Da ultranovantenne ancora in forma Teresa Palomba adesso dedica la giornata ai lavori a maglia, al ricamo e al cucito: «I vestitini, le sciarpe e quant’altro le regalo a chi le porta poi nelle missioni in Africa o in parrocchia per aiutare chi ha bisogno. Ci sono sempre più persone purtroppo che in questa società hanno difficoltà ad andare avanti, a garantirsi un presente dignitoso».

Alcune bambine di una missione in Africa indossano i vestiti preparati dalla maestra Teresa Palomba (foto concessa da Teresa Palomba)
Alcune bambine di una missione in Africa indossano i vestiti preparati dalla maestra Teresa Palomba (foto concessa da Teresa Palomba)
Alcune bambine di una missione in Africa indossano i vestiti preparati dalla maestra Teresa Palomba (foto concessa da Teresa Palomba)
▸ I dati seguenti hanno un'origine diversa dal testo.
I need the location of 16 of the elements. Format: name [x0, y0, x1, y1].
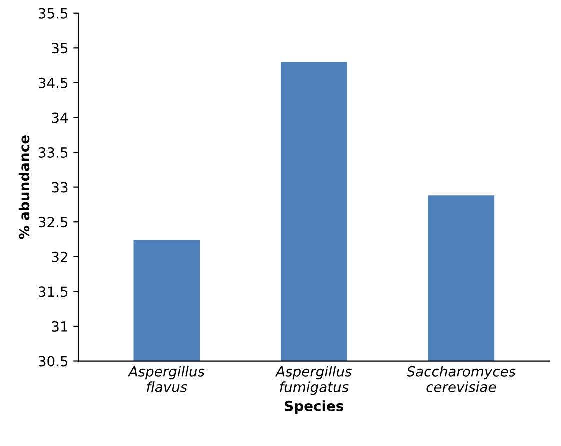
y-tick-label: 32: [52, 252, 68, 262]
x-axis-title: Species: [285, 400, 344, 414]
x-tick-label: Aspergillus flavus: [128, 366, 205, 392]
y-tick-label: 32.5: [38, 217, 68, 228]
y-tick-label: 34: [52, 112, 68, 124]
x-tick-label: Aspergillus fumigatus: [275, 366, 352, 396]
y-tick-label: 35: [52, 43, 68, 54]
y-tick-label: 31: [52, 321, 68, 332]
y-tick-label: 33.5: [38, 148, 68, 158]
y-tick-label: 31.5: [38, 286, 68, 298]
y-tick-label: 30.5: [38, 356, 68, 367]
y-tick-label: 33: [52, 182, 68, 193]
y-axis-title: % abundance: [18, 136, 30, 240]
y-tick-label: 34.5: [38, 78, 68, 88]
y-tick-label: 35.5: [38, 8, 68, 19]
x-tick-label: Saccharomyces cerevisiae: [406, 366, 516, 392]
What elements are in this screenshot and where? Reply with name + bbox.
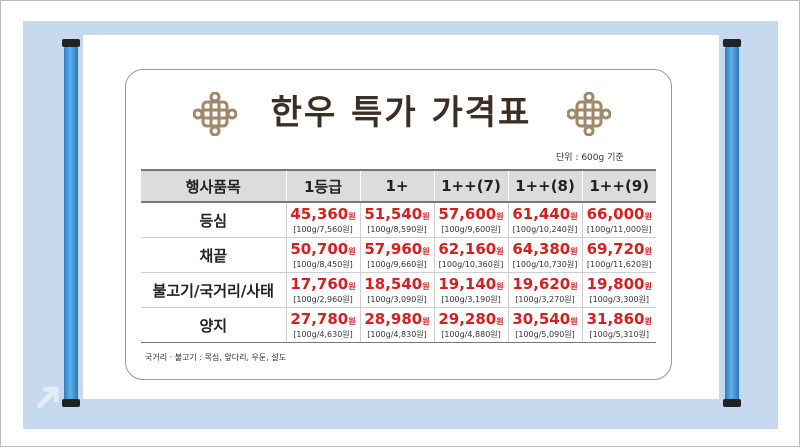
page-title: 한우 특가 가격표 [270,93,532,133]
per-100g: [100g/11,000원] [586,224,652,234]
price-value: 57,600원 [438,204,504,223]
price-value: 57,960원 [364,239,430,258]
price-cell: 19,140원 [100g/3,190원] [433,272,508,308]
price-cell: 69,720원 [100g/11,620원] [581,237,656,273]
per-100g: [100g/10,730원] [512,259,578,269]
price-cell: 17,760원 [100g/2,960원] [285,272,360,308]
price-value: 28,980원 [364,309,430,328]
table-row: 채끝 50,700원 [100g/8,450원] 57,960원 [100g/9,6… [141,237,656,273]
per-100g: [100g/9,600원] [441,224,501,234]
scroll-rod-right [725,46,739,401]
price-cell: 29,280원 [100g/4,880원] [433,307,508,343]
price-value: 27,780원 [290,309,356,328]
price-value: 19,800원 [586,274,652,293]
per-100g: [100g/8,450원] [293,259,353,269]
header-grade-1plus: 1+ [359,169,434,203]
price-cell: 57,600원 [100g/9,600원] [433,202,508,238]
price-cell: 18,540원 [100g/3,090원] [359,272,434,308]
per-100g: [100g/3,190원] [441,294,501,304]
per-100g: [100g/5,090원] [515,329,575,339]
knot-ornament-icon [193,92,237,136]
item-name: 등심 [141,202,286,238]
price-cell: 30,540원 [100g/5,090원] [507,307,582,343]
per-100g: [100g/2,960원] [293,294,353,304]
price-cell: 57,960원 [100g/9,660원] [359,237,434,273]
price-value: 69,720원 [586,239,652,258]
per-100g: [100g/4,880원] [441,329,501,339]
per-100g: [100g/7,560원] [293,224,353,234]
price-cell: 27,780원 [100g/4,630원] [285,307,360,343]
price-cell: 66,000원 [100g/11,000원] [581,202,656,238]
per-100g: [100g/3,090원] [367,294,427,304]
price-cell: 28,980원 [100g/4,830원] [359,307,434,343]
price-cell: 19,800원 [100g/3,300원] [581,272,656,308]
price-cell: 50,700원 [100g/8,450원] [285,237,360,273]
table-row: 양지 27,780원 [100g/4,630원] 28,980원 [100g/4,8… [141,307,656,343]
price-cell: 45,360원 [100g/7,560원] [285,202,360,238]
price-value: 29,280원 [438,309,504,328]
price-value: 30,540원 [512,309,578,328]
header-grade-1pp7: 1++(7) [433,169,508,203]
per-100g: [100g/5,310원] [589,329,650,339]
price-value: 66,000원 [586,204,652,223]
per-100g: [100g/4,830원] [367,329,427,339]
price-cell: 51,540원 [100g/8,590원] [359,202,434,238]
price-value: 61,440원 [512,204,578,223]
table-row: 등심 45,360원 [100g/7,560원] 51,540원 [100g/8,5… [141,202,656,238]
price-value: 18,540원 [364,274,430,293]
price-value: 19,140원 [438,274,504,293]
rod-cap-bottom-right [723,399,741,407]
price-cell: 62,160원 [100g/10,360원] [433,237,508,273]
price-value: 50,700원 [290,239,356,258]
per-100g: [100g/9,660원] [367,259,427,269]
per-100g: [100g/10,360원] [438,259,504,269]
per-100g: [100g/4,630원] [293,329,353,339]
rod-cap-bottom-left [62,399,80,407]
header-item: 행사품목 [141,169,286,203]
price-value: 31,860원 [586,309,652,328]
price-table: 행사품목 1등급 1+ 1++(7) 1++(8) 1++(9) 등심 45,3… [141,169,656,343]
item-name: 채끝 [141,237,286,273]
price-value: 19,620원 [512,274,578,293]
price-cell: 31,860원 [100g/5,310원] [581,307,656,343]
per-100g: [100g/10,240원] [512,224,578,234]
table-row: 불고기/국거리/사태 17,760원 [100g/2,960원] 18,540원[… [141,272,656,308]
rod-cap-top-left [62,39,80,47]
price-value: 17,760원 [290,274,356,293]
unit-note: 단위 : 600g 기준 [556,153,624,163]
price-value: 64,380원 [512,239,578,258]
header-grade-1pp8: 1++(8) [507,169,582,203]
header-grade-1pp9: 1++(9) [581,169,656,203]
header-grade-1: 1등급 [285,169,360,203]
price-cell: 64,380원 [100g/10,730원] [507,237,582,273]
scroll-rod-left [64,46,78,401]
price-value: 62,160원 [438,239,504,258]
knot-ornament-icon [567,92,611,136]
price-cell: 19,620원 [100g/3,270원] [507,272,582,308]
price-cell: 61,440원 [100g/10,240원] [507,202,582,238]
per-100g: [100g/11,620원] [586,259,652,269]
per-100g: [100g/3,270원] [515,294,575,304]
rod-cap-top-right [723,39,741,47]
price-value: 45,360원 [290,204,356,223]
footnote: 국거리 · 불고기 : 목심, 앞다리, 우둔, 설도 [145,353,287,362]
table-header-row: 행사품목 1등급 1+ 1++(7) 1++(8) 1++(9) [141,169,656,203]
item-name: 불고기/국거리/사태 [141,272,286,308]
per-100g: [100g/3,300원] [589,294,650,304]
per-100g: [100g/8,590원] [367,224,427,234]
price-value: 51,540원 [364,204,430,223]
item-name: 양지 [141,307,286,343]
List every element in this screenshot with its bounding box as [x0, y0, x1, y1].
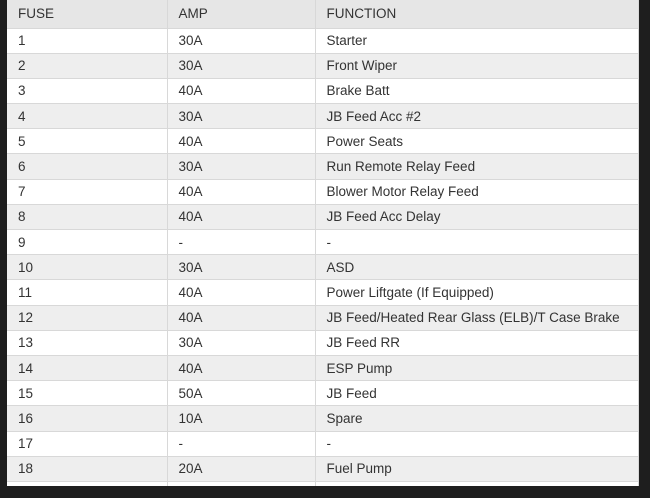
function-cell: Blower Motor Relay Feed — [315, 179, 639, 205]
header-amp: AMP — [167, 0, 316, 29]
amp-cell: 40A — [167, 128, 316, 155]
fuse-cell: 16 — [7, 405, 168, 432]
fuse-cell: 3 — [7, 78, 168, 105]
table-row: 9-- — [7, 229, 639, 256]
table-row: 7 40A Blower Motor Relay Feed — [7, 179, 639, 205]
empty-cell — [315, 481, 639, 486]
amp-cell: 10A — [167, 405, 316, 432]
header-row: FUSE AMP FUNCTION — [7, 0, 639, 29]
fuse-cell: 13 — [7, 330, 168, 356]
fuse-cell: 11 — [7, 279, 168, 306]
fuse-cell: 8 — [7, 204, 168, 231]
function-cell: - — [315, 229, 639, 256]
function-cell: ASD — [315, 254, 639, 281]
table-row: 3 40A Brake Batt — [7, 78, 639, 105]
table-row: 8 40A JB Feed Acc Delay — [7, 204, 639, 231]
function-cell: Front Wiper — [315, 53, 639, 79]
fuse-cell: 5 — [7, 128, 168, 155]
fuse-cell: 14 — [7, 355, 168, 382]
amp-cell: 40A — [167, 204, 316, 231]
fuse-cell: 10 — [7, 254, 168, 281]
table-row: 1 30A Starter — [7, 28, 639, 54]
fuse-cell: 15 — [7, 380, 168, 407]
amp-cell: 30A — [167, 330, 316, 356]
fuse-cell: 1 — [7, 28, 168, 54]
function-cell: JB Feed — [315, 380, 639, 407]
amp-cell: 20A — [167, 456, 316, 482]
function-cell: Power Liftgate (If Equipped) — [315, 279, 639, 306]
function-cell: - — [315, 431, 639, 457]
function-cell: JB Feed/Heated Rear Glass (ELB)/T Case B… — [315, 305, 639, 331]
amp-cell: 50A — [167, 380, 316, 407]
amp-cell: 30A — [167, 103, 316, 130]
fuse-cell: 4 — [7, 103, 168, 130]
function-cell: Fuel Pump — [315, 456, 639, 482]
amp-cell: 40A — [167, 78, 316, 105]
amp-cell: 40A — [167, 305, 316, 331]
amp-cell: 40A — [167, 279, 316, 306]
table-row: 2 30A Front Wiper — [7, 53, 639, 79]
amp-cell: - — [167, 431, 316, 457]
function-cell: Spare — [315, 405, 639, 432]
table-row: 18 20A Fuel Pump — [7, 456, 639, 482]
fuse-cell: 12 — [7, 305, 168, 331]
function-cell: Starter — [315, 28, 639, 54]
table-row: 13 30A JB Feed RR — [7, 330, 639, 356]
function-cell: JB Feed Acc #2 — [315, 103, 639, 130]
table-row: 17- - — [7, 431, 639, 457]
fuse-cell: 6 — [7, 153, 168, 180]
function-cell: Run Remote Relay Feed — [315, 153, 639, 180]
table-row: 15 50A JB Feed — [7, 380, 639, 407]
fuse-cell: 18 — [7, 456, 168, 482]
header-fuse: FUSE — [7, 0, 168, 29]
fuse-cell: 7 — [7, 179, 168, 205]
amp-cell: 40A — [167, 355, 316, 382]
fuse-cell: 17 — [7, 431, 168, 457]
empty-cell — [7, 481, 168, 486]
table-row: 6 30A Run Remote Relay Feed — [7, 153, 639, 180]
function-cell: JB Feed RR — [315, 330, 639, 356]
table-row: 16 10A Spare — [7, 405, 639, 432]
amp-cell: - — [167, 229, 316, 256]
table-row: 11 40A Power Liftgate (If Equipped) — [7, 279, 639, 306]
fuse-table: FUSE AMP FUNCTION 1 30A Starter 2 30A Front W… — [7, 0, 639, 486]
fuse-table-container: FUSE AMP FUNCTION 1 30A Starter 2 30A Front W… — [7, 0, 639, 486]
amp-cell: 30A — [167, 153, 316, 180]
amp-cell: 30A — [167, 254, 316, 281]
table-row: 14 40A ESP Pump — [7, 355, 639, 382]
fuse-cell: 2 — [7, 53, 168, 79]
amp-cell: 30A — [167, 53, 316, 79]
function-cell: Power Seats — [315, 128, 639, 155]
table-row-partial — [7, 481, 639, 486]
table-row: 4 30A JB Feed Acc #2 — [7, 103, 639, 130]
function-cell: Brake Batt — [315, 78, 639, 105]
amp-cell: 40A — [167, 179, 316, 205]
empty-cell — [167, 481, 316, 486]
header-function: FUNCTION — [315, 0, 639, 29]
fuse-cell: 9 — [7, 229, 168, 256]
table-row: 10 30A ASD — [7, 254, 639, 281]
table-row: 12 40A JB Feed/Heated Rear Glass (ELB)/T C… — [7, 305, 639, 331]
function-cell: JB Feed Acc Delay — [315, 204, 639, 231]
amp-cell: 30A — [167, 28, 316, 54]
table-row: 5 40A Power Seats — [7, 128, 639, 155]
function-cell: ESP Pump — [315, 355, 639, 382]
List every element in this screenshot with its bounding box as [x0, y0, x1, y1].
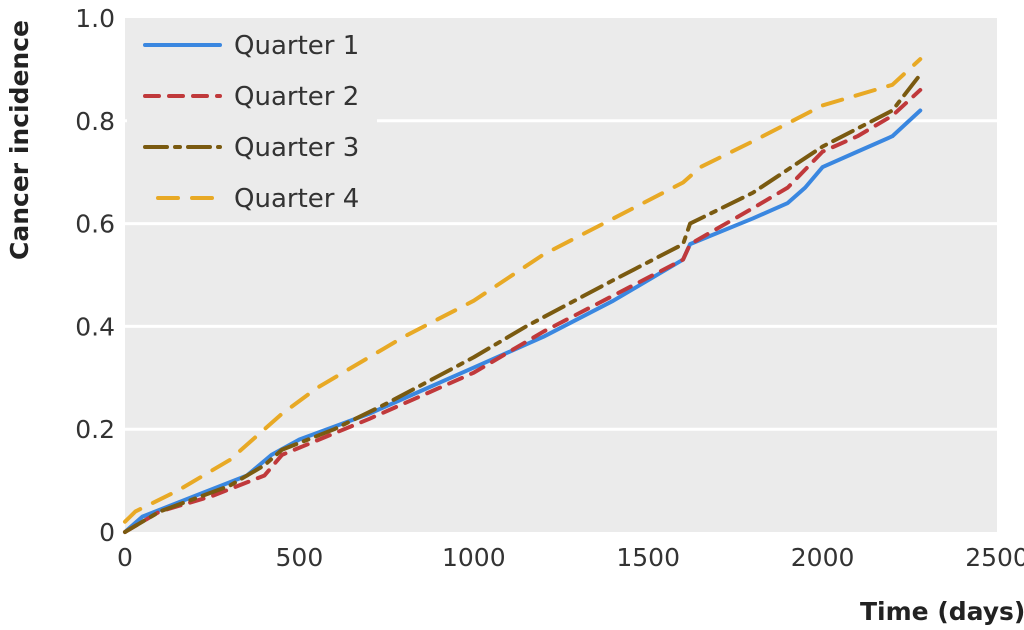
series-line-3 [123, 72, 923, 534]
legend-label: Quarter 3 [234, 133, 359, 163]
y-tick-label: 0.8 [75, 107, 115, 136]
legend-label: Quarter 1 [234, 31, 359, 61]
y-tick-label: 0.2 [75, 415, 115, 444]
x-tick-label: 0 [117, 543, 133, 572]
series-line-4 [123, 57, 923, 524]
legend-label: Quarter 2 [234, 82, 359, 112]
x-tick-label: 2000 [791, 543, 855, 572]
x-tick-label: 1000 [442, 543, 506, 572]
series-line-2 [123, 87, 923, 534]
x-tick-label: 2500 [965, 543, 1024, 572]
legend-background [127, 20, 377, 220]
legend-label: Quarter 4 [234, 184, 359, 214]
y-tick-label: 1.0 [75, 4, 115, 33]
x-tick-label: 500 [276, 543, 324, 572]
x-tick-label: 1500 [616, 543, 680, 572]
x-axis-label: Time (days) [860, 597, 1024, 626]
y-tick-label: 0.6 [75, 210, 115, 239]
y-tick-label: 0 [99, 518, 115, 547]
y-tick-label: 0.4 [75, 312, 115, 341]
y-axis-label: Cancer incidence [5, 20, 34, 260]
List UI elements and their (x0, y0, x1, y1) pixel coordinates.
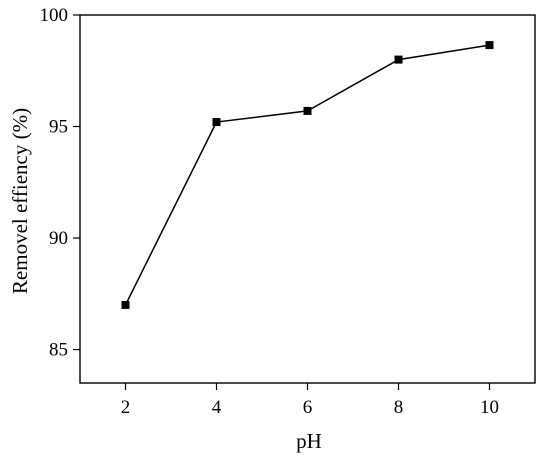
x-axis-title: pH (296, 429, 322, 453)
x-tick-label: 2 (121, 397, 131, 418)
x-tick-label: 10 (480, 397, 499, 418)
x-tick-label: 8 (394, 397, 404, 418)
y-tick-label: 100 (40, 5, 69, 26)
plot-frame (79, 14, 536, 384)
data-point-marker (394, 55, 403, 64)
data-point-marker (212, 118, 221, 127)
data-point-marker (303, 106, 312, 115)
x-tick-label: 4 (212, 397, 222, 418)
y-axis-title: Removel effiency (%) (8, 108, 32, 294)
y-tick-label: 95 (49, 117, 68, 138)
x-tick-label: 6 (303, 397, 313, 418)
y-tick-label: 85 (49, 340, 68, 361)
plot-area: 2 4 6 8 10 85 90 95 100 (40, 5, 536, 418)
series-line (124, 44, 490, 306)
data-point-marker (121, 300, 130, 309)
y-tick-label: 90 (49, 228, 68, 249)
data-point-marker (485, 41, 494, 50)
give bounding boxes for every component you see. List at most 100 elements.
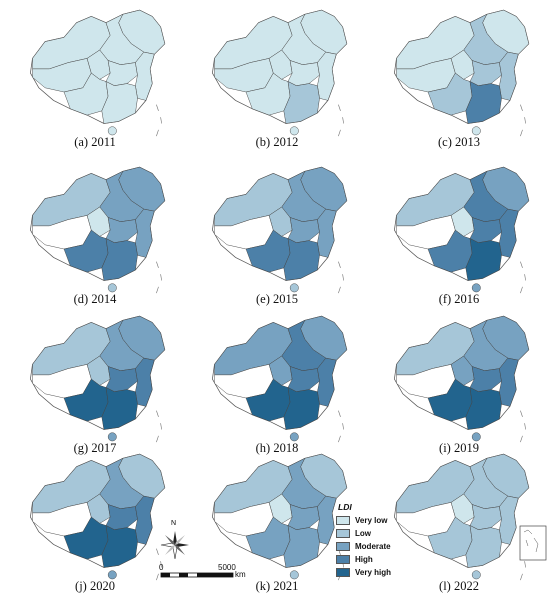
panel-caption: (f) 2016 xyxy=(438,292,480,306)
region-hn xyxy=(289,570,299,580)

C’è una cartella rosa in cui Teresa Palomba raccoglie i temi più belli, le foto delle sue classi, i pensieri che i bambini le hanno regalato l’ultimo giorno di insegnamento in via Stoccolma. E c’è un quadernetto a righe scritto con un grafia elegante e d’altri tempi, esemplare, nel quale maestra Teresa racconta la sua infanzia a Masullas, il suo amore per il marito Nino, per i figli, per i suoi alunni, per la vita: «L’ho detto ai miei figli quando con Nino, scomparso purtroppo da qualche anno, abbiamo festeggiato 60 anni di matrimonio: non ho rimpianti, ho avuto un vita bellissima, colma di affetto, sacrifici e anche soddisfazioni. Mio marito era un perito agrario, ha seguito per conto dell’Etfas le cantine sociali, le aziende vitivinicole, aveva una grande passione per il suo lavoro. E certi sentimenti li abbiamo trasmessi ai nostri figli soprattutto con l’esempio. Figli e nipoti che ancora oggi sono molto presenti, vengono a trovarmi, non mi fanno mancare nulle. Posso dire solo grazie a Dio per quello che ho avuto e per avermi dato la fortuna di avere una bellissima famiglia, tanti amici e di aver potuto lavorare con i bambini a scuola».